Nazionale, Chabal-mania
Con la maglia della Nazionale, indossata 62 volte tra il 2000 e il 2011, ha conquistato due volte il Sei Nazioni. Si è fatto apprezzare ed è esplosa gradualmente una vera Chabal-mania, che ha toccato l’apice nel 2007, anno dei Mondiali in Patria. Se l’ambiziosa Francia ha mancato il bersaglio grosso – cadendo in semifinale con l’Inghilterra dopo l’exploit contro gli All Blacks –, per Sébastien il successo mediatico è stato totale. Canzoni, tifosi sugli spalti con parrucche e barbe finte, contratti e richieste pubblicitarie di ogni tipo anche negli anni a venire. Nel 2009 Clint Eastwood ha incontrato il suo agente per proporgli una parte nel film “Invictus”, ma il progetto non è andato in porto.

«Ricordo che all’epoca per intervistarlo era un problema - aggiunge Tramontin, ideatore della fortunata serie TV “Sport Crime” - Per noi ex giocatori, con cui si relazionava in modo diverso, era un conto, ma per altri non era semplice. Viveva male la sua notorietà. Per un timido come lui era una sofferenza. Anche per questo sono convinto che tenesse sempre quel look, come per nascondersi. Però era un ragazzo dal cuore grande e una persona mite. Vi racconto un aneddoto. Nel 2007 durante una partita a Wellington contro gli All Blacks fratturò la mandibola ad Ali Williams. Per un errore tecnico, un posizionamento sbagliato della testa. Dopo il match si era in un locale per il terzo tempo, ma Chabal non si dava pace e continuava a telefonare in ospedale per sincerarsi delle condizioni di Williams, poi costretto per quasi due mesi a nutrirsi da una cannuccia. Il neozelandese, scherzandoci su, gli disse che a quel punto avrebbe potuto creare una linea di “zuppe-Chabal”... Un prodotto che vista la sua fama avrebbe anche avuto un probabile successo (ride, ndr)».
Ultimi balli
Chabal ha chiuso la carriera in Patria anche con qualche polemica. Ai tempi del Racing Métro 92 rimediò 60 giorni di squalifica per aver criticato senza mezzi termini gli arbitri francesi e la Federazione. Sanzione poi ridotta in appello. I dissapori, anche col club, sfociarono però nella rescissione del contratto nel 2012. Gli ultimi due anni li passò al Lione centrando la promozione nella top-14, ovvero la massima divisione nazionale.

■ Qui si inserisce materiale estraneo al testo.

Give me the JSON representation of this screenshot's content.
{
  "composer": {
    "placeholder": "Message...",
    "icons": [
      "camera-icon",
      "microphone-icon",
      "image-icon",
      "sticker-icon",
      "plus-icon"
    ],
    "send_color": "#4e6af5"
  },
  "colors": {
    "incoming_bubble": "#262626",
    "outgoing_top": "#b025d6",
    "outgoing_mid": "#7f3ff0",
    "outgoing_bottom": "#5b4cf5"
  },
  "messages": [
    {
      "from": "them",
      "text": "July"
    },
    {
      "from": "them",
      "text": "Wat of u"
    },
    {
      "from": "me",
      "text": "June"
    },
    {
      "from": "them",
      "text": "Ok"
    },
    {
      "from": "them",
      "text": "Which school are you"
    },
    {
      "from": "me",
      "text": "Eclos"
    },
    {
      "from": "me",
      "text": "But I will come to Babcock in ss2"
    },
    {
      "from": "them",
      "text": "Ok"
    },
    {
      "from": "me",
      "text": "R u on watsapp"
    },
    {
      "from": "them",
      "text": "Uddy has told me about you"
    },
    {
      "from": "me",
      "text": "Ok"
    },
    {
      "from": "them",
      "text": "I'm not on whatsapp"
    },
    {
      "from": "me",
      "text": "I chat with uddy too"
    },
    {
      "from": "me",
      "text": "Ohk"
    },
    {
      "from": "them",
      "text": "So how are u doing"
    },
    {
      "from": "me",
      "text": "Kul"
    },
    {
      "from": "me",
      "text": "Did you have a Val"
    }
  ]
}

«Le cose che soffriva di più negli ultimi anni erano la schiena bassa e le interviste. Dal 2010 in poi è stato condizionato dai problemi crescenti alla schiena. Era diventato il tipico impact player, da ultimi 20 minuti. Portava sempre la palla in maniera eccezionale, ma non aveva completezza nel gioco e lì riemersero alcuni limiti tecnici. La famosa mancanza di rugby dai 9 ai 16 anni». Questa è la storia sportiva del nostro orco, ma oggi non siamo qui solo per quello. Alle luci della ribalta sono balzate alcune recenti confessioni, che hanno scioccato il mondo dello sport e del rugby.
Le amnesie
«Non ricordo nemmeno uno dei 62 inni nazionali che ho ascoltato: ho solo alcuni flash di certe partite, ma è difficile, devo scavare nella memoria», ha spiegato il 47enne, pur non utilizzando mai il termine “commozione cerebrale”, ma parlando di azioni intraprese da giocatore. «Quando ne parlo con mia moglie le dico che ho l’impressione che non sia stato io a giocare», ha aggiunto raccontando di aver dimenticato anche altri momenti importanti della sua vita, come la nascita delle figlie.

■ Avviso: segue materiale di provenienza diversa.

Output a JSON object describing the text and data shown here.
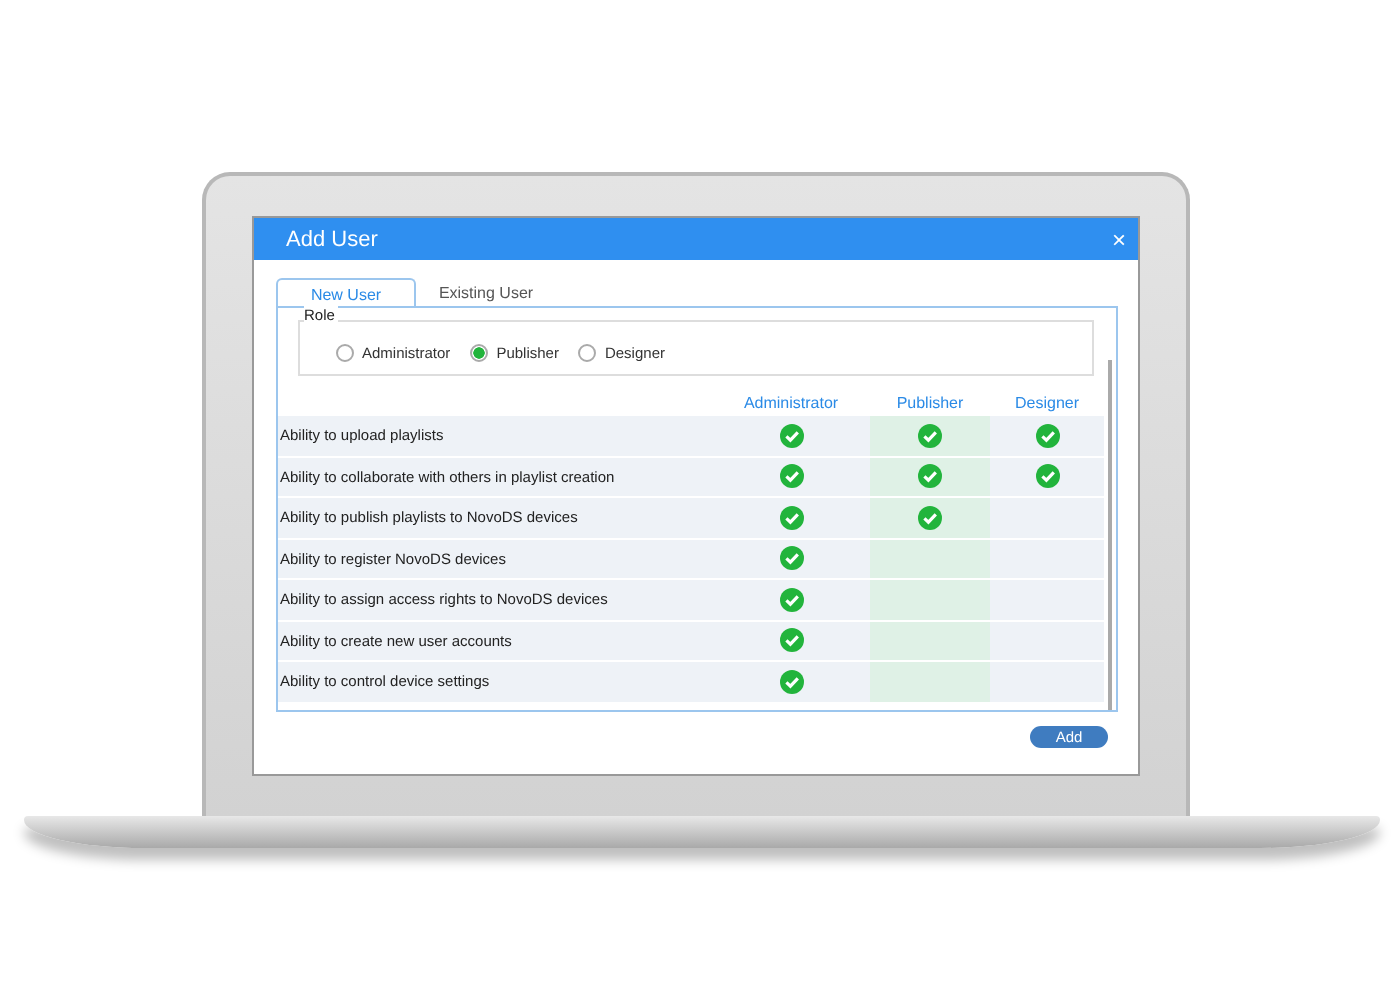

«Voglio pensare che il problema di Chabal sia anche dovuto al fatto di aver giocato troppo e ci sia un po’ di confusione - interviene Tramontin - Certo il problema c’è, non lo stiamo negando, ma non dobbiamo nemmeno aver paura di mandare i ragazzi a praticare il rugby o l’hockey. Penso piuttosto che sia importante lavorare sulla motricità dei ragazzi. Imparare come posizionare la testa e abbassarsi in maniera corretta. Di pari passo bisogna intervenire sul regolamento e portare il contatto sotto i pettorali. Non più sotto le spalle. Sono convinto che in questo modo si potrebbero diminuire le commozioni di un buon 70%». Su questo tema delicato, proprio con Tramontin - già collisions coach - torneremo sicuramente in maniera più approfondita cogliendo l'assist del gigante Chabal.